The film is a mess. 

And yet… 

I cried. I cried more than once, and proper tears. Thank goodness cinemas are dark, because no priest wants their parishioners to see them blubbing, especially while watching a Bridget Jones sequel! This mess of a film has a single strand that runs through it, gives shape to its episodic nature, and turns it from an ‘okay’ film into a brilliant film.  

Grief. 

Bridget is grieving Darcy. Her children are grieving their father. Cleaver is grieving the life he could have had – so committed to debauchery was he, that he has no one permanent in his life (except Bridget) and he hasn’t spoken to his son for nearly two decades. She and her friends are grieving the passing of the years, and the reality that they are 25 years older. Through the raunch, and crude jokes, and slapstick set-pieces, this film surprised me by being a slow-burn meditation on grief. I won’t say too much more about the film because – and I can’t believe I’m saying this about a Bridget Jones film – this film really does need to be experienced fresh.  

This is a welcome supplement and corrective to the Valentine season: an exploration of love that is lost or stolen away, and is sorely missed. It is a life-affirming bit of cinema, that takes you through the stages of grief (there is even a scene where her friends debate just how many stages there are) and the various methods we have for dealing with them. It even includes a clumsy little science/faith debate, and yet manages to conclude by encompassing all views. 

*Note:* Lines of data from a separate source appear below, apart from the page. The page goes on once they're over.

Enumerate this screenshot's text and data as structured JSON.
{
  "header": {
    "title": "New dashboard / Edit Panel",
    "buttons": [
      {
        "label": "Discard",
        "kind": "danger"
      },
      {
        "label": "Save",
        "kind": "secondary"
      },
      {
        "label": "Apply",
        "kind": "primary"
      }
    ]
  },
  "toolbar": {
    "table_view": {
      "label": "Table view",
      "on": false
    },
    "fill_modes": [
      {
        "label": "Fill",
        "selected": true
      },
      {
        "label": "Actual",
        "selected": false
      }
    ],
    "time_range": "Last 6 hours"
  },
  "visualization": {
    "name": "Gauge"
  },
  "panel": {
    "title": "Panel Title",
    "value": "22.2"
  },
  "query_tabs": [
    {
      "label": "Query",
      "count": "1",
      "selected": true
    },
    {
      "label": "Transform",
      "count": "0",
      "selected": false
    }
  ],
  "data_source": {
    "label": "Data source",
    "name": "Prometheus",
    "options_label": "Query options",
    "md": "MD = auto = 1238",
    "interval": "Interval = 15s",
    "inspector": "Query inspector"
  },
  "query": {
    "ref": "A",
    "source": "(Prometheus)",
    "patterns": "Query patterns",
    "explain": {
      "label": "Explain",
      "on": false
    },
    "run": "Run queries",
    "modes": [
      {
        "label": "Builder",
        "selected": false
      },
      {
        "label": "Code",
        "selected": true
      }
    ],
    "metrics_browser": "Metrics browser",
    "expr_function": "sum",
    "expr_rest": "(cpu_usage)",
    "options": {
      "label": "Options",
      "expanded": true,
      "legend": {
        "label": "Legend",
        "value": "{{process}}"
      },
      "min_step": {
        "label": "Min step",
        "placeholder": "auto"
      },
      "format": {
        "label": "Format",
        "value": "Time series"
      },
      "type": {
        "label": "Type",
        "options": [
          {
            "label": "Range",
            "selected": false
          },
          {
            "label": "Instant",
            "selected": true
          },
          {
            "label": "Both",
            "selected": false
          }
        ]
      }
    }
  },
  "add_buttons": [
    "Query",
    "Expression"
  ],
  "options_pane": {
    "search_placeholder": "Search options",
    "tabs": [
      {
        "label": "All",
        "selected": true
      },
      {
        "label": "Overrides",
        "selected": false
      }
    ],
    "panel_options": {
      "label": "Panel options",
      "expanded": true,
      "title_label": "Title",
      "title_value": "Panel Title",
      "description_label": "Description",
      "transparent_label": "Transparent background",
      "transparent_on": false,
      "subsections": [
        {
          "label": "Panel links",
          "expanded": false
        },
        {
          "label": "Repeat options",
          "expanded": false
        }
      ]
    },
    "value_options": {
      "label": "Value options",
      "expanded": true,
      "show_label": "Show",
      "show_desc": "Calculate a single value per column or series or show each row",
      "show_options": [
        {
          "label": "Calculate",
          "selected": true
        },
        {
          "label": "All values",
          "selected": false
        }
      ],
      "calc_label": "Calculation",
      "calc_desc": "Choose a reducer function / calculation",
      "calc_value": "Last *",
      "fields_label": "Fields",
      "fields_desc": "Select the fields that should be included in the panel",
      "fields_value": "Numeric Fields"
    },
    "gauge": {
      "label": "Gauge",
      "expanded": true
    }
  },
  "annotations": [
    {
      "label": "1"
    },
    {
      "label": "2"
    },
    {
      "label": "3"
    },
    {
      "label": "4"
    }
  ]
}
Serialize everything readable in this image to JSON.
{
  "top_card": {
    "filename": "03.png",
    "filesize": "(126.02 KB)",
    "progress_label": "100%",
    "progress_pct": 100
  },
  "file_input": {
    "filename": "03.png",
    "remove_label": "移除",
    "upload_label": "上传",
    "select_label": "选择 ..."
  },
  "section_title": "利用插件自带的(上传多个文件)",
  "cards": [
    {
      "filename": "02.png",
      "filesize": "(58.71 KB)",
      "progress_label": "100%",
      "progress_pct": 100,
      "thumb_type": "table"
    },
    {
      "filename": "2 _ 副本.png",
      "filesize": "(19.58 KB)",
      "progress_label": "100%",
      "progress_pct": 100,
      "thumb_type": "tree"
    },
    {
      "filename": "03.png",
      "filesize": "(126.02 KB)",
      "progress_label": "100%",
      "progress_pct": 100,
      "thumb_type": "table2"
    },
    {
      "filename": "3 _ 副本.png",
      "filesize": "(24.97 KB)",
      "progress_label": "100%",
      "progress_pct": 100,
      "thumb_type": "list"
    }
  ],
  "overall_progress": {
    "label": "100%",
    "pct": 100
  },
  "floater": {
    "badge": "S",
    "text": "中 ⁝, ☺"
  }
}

The film has a truly pastoral message. Grief cannot be avoided. Grief is a sign that love was real, and also that love cannot be snuffed out…even by death. Bridget intermittently has visions of Mark, and by the end of the film she has managed to make peace with those visions. They won’t leave her – her love for Mark won’t leave her – even as she experiences new love. Bridget ends the film recognising that her grief won’t leave her…and she can still live the fullest and happiest life possible. 

Go see it. It’s good to have a cry sometimes.